Now, all this is pretty useless for doing anything with time.  So, there is
one special clock instantiated by the system, which is ticked by a periodic
interrupt, and whose resolution reflects how often that occurs.  That's the
system real time clock.  [Cyg_Clock::real_time_clock or cyg_handle_t
cyg_real_time_clock(void); in the KAPI]

Setting the resolution of the system real time clock will simply make the
resolution be wrong - the rate at which ticks occur will not change.  Put
another way, the resolution is for information only, it is NOT a control
input.

You can associate alarms with the real time clock and they will behave as
you expect, with centi-Second ticks (usually - but read the resolution and
do sums if you want really portable code.)

The reason it's arranged like this is: there could be hardware platforms
where there is no periodic interrupt, so we cannot support a real time
clock.  But we do want to make available all the facilities for counters
and clocks and alarms, so that a project based on that hardware can add
whatever means it likes to get a real time clock, such as a proper
progammable periodic external interrupt, or even just a dumb astable
attached to an interrupt line, or a polling call from time to time from the
application code.

That's why creating a clock does not automatically make it tick.


Solutions?  Three, of which the third is the realistic one:

1) Select a hardware interrupt source such as a counter/timer which is
   otherwise unused, program it to interrupt periodically, and write an ISR
   to reset the timer and acknowledge the interrupt and request the kernel
   to call the DSR.  Write a DSR which calls counter->tick() or in the KAPI
   cyg_counter_tick(cyg_handle_t counter).  That's what the kernel does for
   the system real time clock.

2) Attach a periodic repeating alarm every 2 ticks (2cS == 20mS) to the
   system real time clock, and have that alarm handler call
   cyg_counter_tick() on your counter.  This is ridiculously inefficient,
   but it's worth mentioning for illustration.
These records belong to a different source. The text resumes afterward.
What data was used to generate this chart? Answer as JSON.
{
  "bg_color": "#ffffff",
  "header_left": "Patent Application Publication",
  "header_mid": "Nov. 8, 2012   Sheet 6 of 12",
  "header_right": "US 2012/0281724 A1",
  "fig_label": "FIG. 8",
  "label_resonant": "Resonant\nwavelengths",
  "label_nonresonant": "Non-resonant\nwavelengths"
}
3) Do not bother creating your own clock, just create your alarm associated
   with the counter of the system real time clock, and live with the fact
   that ticks are 1cS not 2cS as you first wanted.

> Or if it does, the alarm counter isn't clicking.  OR is isn't something
> possibly as nasty as I can't have a clock that ticks FASTER than the
> system clock.... If so, that's ugly.  Isn't the AEB capable of having
> more than one clock going?

Not unless you write some code ;-)

But you can have lots and lots of one-shot and repeating alarms all at
different rates and times and so on, all driven by the system real time
clock, which is what I suspect you really want.
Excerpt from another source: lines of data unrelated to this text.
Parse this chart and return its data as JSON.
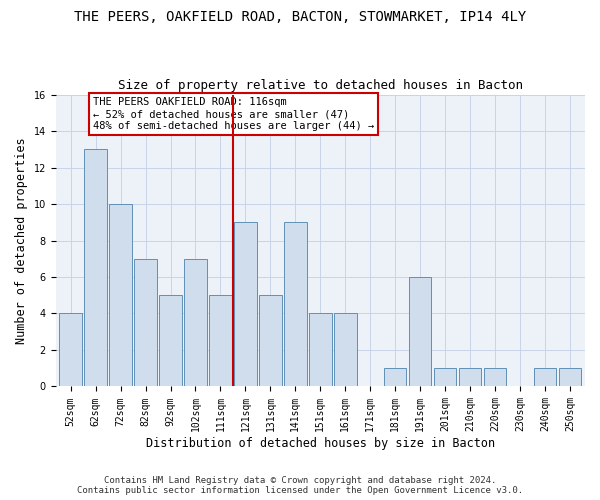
{
  "title": "THE PEERS, OAKFIELD ROAD, BACTON, STOWMARKET, IP14 4LY",
  "subtitle": "Size of property relative to detached houses in Bacton",
  "xlabel": "Distribution of detached houses by size in Bacton",
  "ylabel": "Number of detached properties",
  "bar_labels": [
    "52sqm",
    "62sqm",
    "72sqm",
    "82sqm",
    "92sqm",
    "102sqm",
    "111sqm",
    "121sqm",
    "131sqm",
    "141sqm",
    "151sqm",
    "161sqm",
    "171sqm",
    "181sqm",
    "191sqm",
    "201sqm",
    "210sqm",
    "220sqm",
    "230sqm",
    "240sqm",
    "250sqm"
  ],
  "bar_values": [
    4,
    13,
    10,
    7,
    5,
    7,
    5,
    9,
    5,
    9,
    4,
    4,
    0,
    1,
    6,
    1,
    1,
    1,
    0,
    1,
    1
  ],
  "bar_color": "#d0dded",
  "bar_edge_color": "#6090b8",
  "reference_line_color": "#cc0000",
  "annotation_text": "THE PEERS OAKFIELD ROAD: 116sqm\n← 52% of detached houses are smaller (47)\n48% of semi-detached houses are larger (44) →",
  "annotation_box_color": "#ffffff",
  "annotation_box_edge": "#cc0000",
  "ylim": [
    0,
    16
  ],
  "yticks": [
    0,
    2,
    4,
    6,
    8,
    10,
    12,
    14,
    16
  ],
  "footer_text": "Contains HM Land Registry data © Crown copyright and database right 2024.\nContains public sector information licensed under the Open Government Licence v3.0.",
  "title_fontsize": 10,
  "subtitle_fontsize": 9,
  "xlabel_fontsize": 8.5,
  "ylabel_fontsize": 8.5,
  "tick_fontsize": 7,
  "footer_fontsize": 6.5,
  "bar_width": 0.9,
  "grid_color": "#c8d4e8",
  "bg_color": "#edf2f9",
  "fig_bg_color": "#ffffff"
}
In other words, eCos supports mapping many different (repeating) events
onto one clock, working out which will be next, calling them in the right
order and so on, but it does not support mapping many different frequencies
of the underlying clock class onto one hardware counter/timer interrupt.

	- Huge

-- 
The 20th Century brought unprecedented increases in worldwide numeracy and
literacy and incredible advances in technology, science and mathematics.
It was also the only century in the past or in any reasonable predictable
future apparently to contain only 99 years.